Her clothes dryer and her stove
have broken, but she refuses
to let me buy her
new appliances.
She says someone could fix
the ones she already has,
if they’d just take the time.
“Who’s they?” I say,
and she pretends she doesn’t hear.
She cooks her food
on an old hotplate, hangs
her clothes on the line to dry
and says she’s fine, she
will make do.
Her neighbors have moved
and now the house next door
belongs to a computer repair company.
She complains that some nights
there are shapes in her yard
and in the yard next door.
She can hear music
and sometimes laughter,
sometimes feet moving through leaves
on the embankment behind the house,
hands pushing branches aside.
“Who do you think it is?” I say,
“Kids smoking dope?”
Thieves, she says, vandals.
There is trash
on the hillside back of her house:
part of a fence, rusted aluminum siding,
stuff nobody would bother to steal.
She tells me she spends hours every night
standing by the kitchen door
listening.
“Are you afraid?” I say.
“No,” she says, “I’m not afraid.”
“You’re sure?”
After we talk, I lie awake
wondering if she’s really afraid,
if something is out there
she should be afraid of.
She goes to the back door
and opens it, stares
into the dark that hides
the yard and the hillside.
I lie very still, my eyes
open, sweat on my face.
Her small house is full
of listening, hers and mine.
I keep thinking, Why
do you put up this fight?
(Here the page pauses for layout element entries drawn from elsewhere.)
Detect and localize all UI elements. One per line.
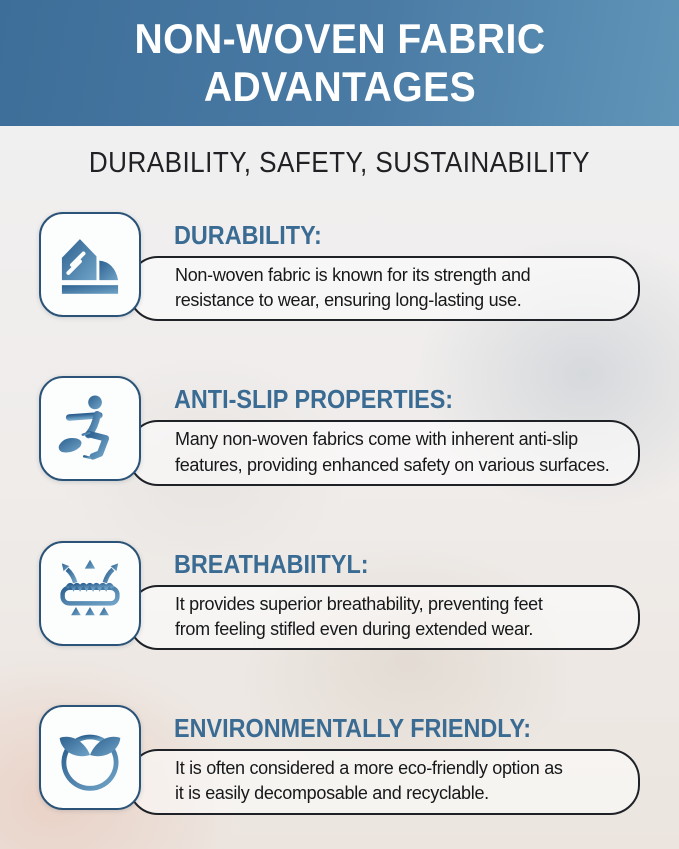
sections-list <box>0 200 679 815</box>
section-content <box>128 705 640 814</box>
eco-sprout-icon <box>39 705 141 810</box>
body-line: It provides superior breathability, preventing feet <box>175 593 543 614</box>
section-content <box>128 541 640 650</box>
body-line: It is often considered a more eco-friendly option as <box>175 758 563 779</box>
section-body <box>128 256 640 321</box>
body-line: resistance to wear, ensuring long-lasting use. <box>175 290 522 311</box>
section-heading: ANTI-SLIP PROPERTIES: <box>174 384 454 415</box>
section-environment <box>39 705 640 814</box>
body-line: from feeling stifled even during extended wear. <box>175 618 534 639</box>
section-heading: BREATHABIITYL: <box>174 548 369 579</box>
body-line: Many non-woven fabrics come with inherent anti-slip <box>175 429 578 450</box>
boot-icon <box>39 212 141 317</box>
section-heading: DURABILITY: <box>174 220 322 250</box>
subtitle-band <box>0 126 679 200</box>
section-anti-slip <box>39 376 640 485</box>
subtitle: DURABILITY, SAFETY, SUSTAINABILITY <box>88 146 591 179</box>
body-line: features, providing enhanced safety on various surfaces. <box>175 454 610 475</box>
header-banner <box>0 0 679 126</box>
section-content <box>128 212 640 321</box>
page-title <box>134 15 545 111</box>
section-durability <box>39 212 640 321</box>
body-line: it is easily decomposable and recyclable. <box>175 783 489 804</box>
section-body <box>128 420 640 485</box>
body-line: Non-woven fabric is known for its strength and <box>175 265 531 285</box>
section-body <box>128 749 640 814</box>
section-content <box>128 376 640 485</box>
title-line-1: NON-WOVEN FABRIC <box>133 15 546 62</box>
section-breathability <box>39 541 640 650</box>
title-line-2: ADVANTAGES <box>203 63 476 110</box>
section-body <box>128 585 640 650</box>
breathability-arrows-icon <box>39 541 141 646</box>
slipping-person-icon <box>39 376 141 481</box>
section-heading: ENVIRONMENTALLY FRIENDLY: <box>174 713 532 744</box>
Fear
is nothing to be ashamed of.
After some minutes, she goes
to get a chair. It creaks
when she steps up on it.
Barely breathing, I watch her
unscrew the light bulb
in the kitchen, the last one
in the house.
She climbs down
blind and unafraid,
breaks the bulb against the stove
and drops the pieces
like eggshells in the trash.
The poems Randolph Thomas have appeared in Poetry, Quarterly West, Witness, Chattahoochee Review, Southern Poetry Review, The Literary Review, Borderlands, Texas Review, Louisiana Literature, Greensboro Review and other journals. His book-length poetry manuscript has been a finalist for the May Swenson Poetry Award, the Crab Orchard Series in Poetry First Book Competition, and the Blue Lynx Prize, and his work has received state arts grants from the Arkansas Arts Council and the Louisiana Division of the Arts. He also writes fiction, and his short stories have appeared in The Hudson Review, Glimmer Train Stories, and Southwest Review. Randolph has an MFA degree in creative writing from the University of Arkansas and currently teaches English at Louisiana State University where he is assistant director of the creative writing program and faculty advisor to Delta Undergraduate Journal.